Est-il vraiment possible d'écrire une critique de cet album ?
La musique est tellement texturée, la voix si pesante, le souffle de la troupette si palpable : je crois que cette musique est viscérale. Elle n'est pas construite par la raison, mais par la passion, la révolte, la rage.
Elle semble concrétiser un processus d'expression qui nait au plus profond de l'individu, du fait d'une voix intérieure écrasante, extériorisée par une mélodie cuivrée, le tout sur une base dépouillée à l'extrême, rampante, presque menaçante, comme un poids qu'on porterait depuis des générations. Ca tombe bien, Clameurs est une mise en musique de textes et poèmes sur l'esclavage, la haine, et le combat pour la dignité humaine. Des textes issus des œuvres de Frantz Fanon, de Antar et des poètes martiniquais Edouard Glissant et Monchoachi.

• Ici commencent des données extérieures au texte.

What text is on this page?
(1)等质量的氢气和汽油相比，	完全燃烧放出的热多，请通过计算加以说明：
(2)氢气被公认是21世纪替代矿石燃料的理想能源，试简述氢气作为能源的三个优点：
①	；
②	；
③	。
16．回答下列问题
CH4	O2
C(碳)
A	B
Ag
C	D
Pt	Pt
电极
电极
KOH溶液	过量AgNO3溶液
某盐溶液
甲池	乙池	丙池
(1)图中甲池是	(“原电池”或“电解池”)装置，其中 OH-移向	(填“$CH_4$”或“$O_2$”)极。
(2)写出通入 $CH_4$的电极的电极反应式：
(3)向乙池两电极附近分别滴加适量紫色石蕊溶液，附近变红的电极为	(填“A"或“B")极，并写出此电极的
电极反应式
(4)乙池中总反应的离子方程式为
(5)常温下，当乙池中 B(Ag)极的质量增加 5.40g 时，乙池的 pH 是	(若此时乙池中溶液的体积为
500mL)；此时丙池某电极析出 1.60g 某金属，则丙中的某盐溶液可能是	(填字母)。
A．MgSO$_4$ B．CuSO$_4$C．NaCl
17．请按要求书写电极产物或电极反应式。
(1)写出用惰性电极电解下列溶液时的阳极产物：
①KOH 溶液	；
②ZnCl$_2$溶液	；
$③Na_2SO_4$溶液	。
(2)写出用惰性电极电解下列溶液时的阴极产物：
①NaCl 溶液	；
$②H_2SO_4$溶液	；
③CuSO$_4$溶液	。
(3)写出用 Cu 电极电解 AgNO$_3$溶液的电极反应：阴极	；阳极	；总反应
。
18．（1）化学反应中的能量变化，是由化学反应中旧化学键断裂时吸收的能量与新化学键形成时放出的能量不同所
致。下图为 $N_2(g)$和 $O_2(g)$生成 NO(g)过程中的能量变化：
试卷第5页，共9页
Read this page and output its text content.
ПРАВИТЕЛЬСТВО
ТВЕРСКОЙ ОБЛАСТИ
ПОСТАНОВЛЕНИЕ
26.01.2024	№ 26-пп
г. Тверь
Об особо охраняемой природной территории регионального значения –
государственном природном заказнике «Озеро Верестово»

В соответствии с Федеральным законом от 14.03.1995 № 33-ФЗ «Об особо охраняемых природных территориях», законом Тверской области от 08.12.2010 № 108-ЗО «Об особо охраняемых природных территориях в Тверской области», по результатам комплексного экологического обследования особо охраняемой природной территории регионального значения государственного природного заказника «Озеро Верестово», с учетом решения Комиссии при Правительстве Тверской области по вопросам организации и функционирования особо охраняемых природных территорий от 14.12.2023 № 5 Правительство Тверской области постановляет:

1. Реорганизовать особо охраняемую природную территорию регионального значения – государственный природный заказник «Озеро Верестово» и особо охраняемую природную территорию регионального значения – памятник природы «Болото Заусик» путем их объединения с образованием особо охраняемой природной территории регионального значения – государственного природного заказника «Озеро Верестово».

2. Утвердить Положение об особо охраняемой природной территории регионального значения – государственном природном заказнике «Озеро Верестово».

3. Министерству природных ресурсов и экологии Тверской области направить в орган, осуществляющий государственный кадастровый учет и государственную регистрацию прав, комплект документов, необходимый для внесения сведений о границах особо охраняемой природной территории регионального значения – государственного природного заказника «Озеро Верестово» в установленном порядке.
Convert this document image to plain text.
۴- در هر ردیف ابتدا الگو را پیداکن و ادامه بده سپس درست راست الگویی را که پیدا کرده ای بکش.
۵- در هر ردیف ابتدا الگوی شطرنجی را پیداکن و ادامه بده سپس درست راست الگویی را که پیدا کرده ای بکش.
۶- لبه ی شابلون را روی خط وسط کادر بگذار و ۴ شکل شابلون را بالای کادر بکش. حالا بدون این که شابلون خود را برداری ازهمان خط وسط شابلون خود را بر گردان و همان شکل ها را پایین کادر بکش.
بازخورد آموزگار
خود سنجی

D'une densité et d'une intensité incroyables, entre noirceur extrême et lumière aveuglante, ces musiques de Jacques Coursil se penchent sur des heures sombres de l'histoire de l'humanité, sans moralisme, sans apitoiement, mais sans compromis. Ce disque provoque une émotion rare, qui nécessite du temps et de l'attention, mais il sait récompenser son auditoire en lui donnant l'impression de s'être libéré de certains de ses démons. On en ressort en se sentant un peu étrange, entre apaisement et indignation, mais sûr de la puissance de la musique.